When given the opportunity to ask one of her two opponents a question, Abdelhamid, a 28-year-old community organizer and non-profit founder, opted to question Congresswoman Maloney about wearing a burqa and veil on the floor of the House of Representatives in 2001,— while speaking in support of the war in Afghanistan— because the visuals had impacted the Democratic Socialist as a child.
“When I was a child constituent of yours, I actually saw you mockingly wear a burqa on the floor of the House to praise President Bush for war and the invasion of Afghanistan,” said Abdelhamid, who herself is a Muslim woman.
“This type of Islamophobia caused irreparable harm to my community and the war you supported cost the lives of countless of women and girls in Afghanistan.

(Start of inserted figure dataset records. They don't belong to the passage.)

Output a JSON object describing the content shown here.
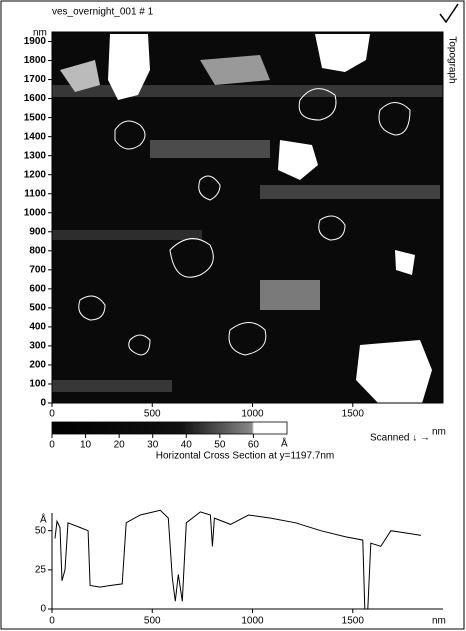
{
  "image": {
    "title": "ves_overnight_001 # 1",
    "channel": "Topograph",
    "xlim": [
      0,
      1950
    ],
    "ylim": [
      0,
      1950
    ],
    "xticks": [
      0,
      500,
      1000,
      1500
    ],
    "yticks": [
      0,
      100,
      200,
      300,
      400,
      500,
      600,
      700,
      800,
      900,
      1000,
      1100,
      1200,
      1300,
      1400,
      1500,
      1600,
      1700,
      1800,
      1900
    ],
    "x_unit": "nm",
    "y_unit": "nm"
  },
  "colorbar": {
    "lim": [
      0,
      70
    ],
    "ticks": [
      0,
      10,
      20,
      30,
      40,
      50,
      60
    ],
    "unit": "Å"
  },
  "scan_direction": "Scanned ↓ →",
  "chart_data": {
    "type": "line",
    "title": "Horizontal Cross Section at y=1197.7nm",
    "x": [
      15,
      25,
      40,
      50,
      65,
      80,
      140,
      180,
      190,
      240,
      290,
      350,
      370,
      440,
      540,
      580,
      600,
      615,
      630,
      650,
      670,
      740,
      790,
      800,
      810,
      890,
      980,
      1090,
      1215,
      1340,
      1465,
      1550,
      1560,
      1575,
      1590,
      1640,
      1690,
      1790,
      1840
    ],
    "series": [
      {
        "color": "#000000",
        "values": [
          45,
          56,
          52,
          18,
          25,
          55,
          52,
          50,
          15,
          14,
          15,
          16,
          55,
          60,
          63,
          58,
          20,
          5,
          22,
          5,
          55,
          62,
          60,
          40,
          58,
          54,
          60,
          58,
          55,
          50,
          46,
          44,
          0,
          0,
          42,
          40,
          50,
          48,
          47
        ]
      }
    ],
    "xlim": [
      0,
      1950
    ],
    "ylim": [
      0,
      60
    ],
    "xticks": [
      0,
      500,
      1000,
      1500
    ],
    "yticks": [
      0,
      25,
      50
    ],
    "x_unit": "nm",
    "y_unit": "Å"
  }
}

So my question for you is are you sorry?”
The 76-year-old congresswoman quickly pivoted from the question to speak about how she’s worked to help improve women’s rights globally during her time in the House of Representatives.
“I’m proud of my work and my active advocacy for women. I believe very strongly that there is no democracy if a woman cannot make a choice about her own body, and that includes what she wears,” said Congresswoman Maloney.
“If somebody wants to wear the burqa, fine, wear it— but many women from Afghanistan told me they didn’t wanna wear it, it was like being in a prison,” Maloney added.
“I was making a statement on how women were treated in Afghanistan.”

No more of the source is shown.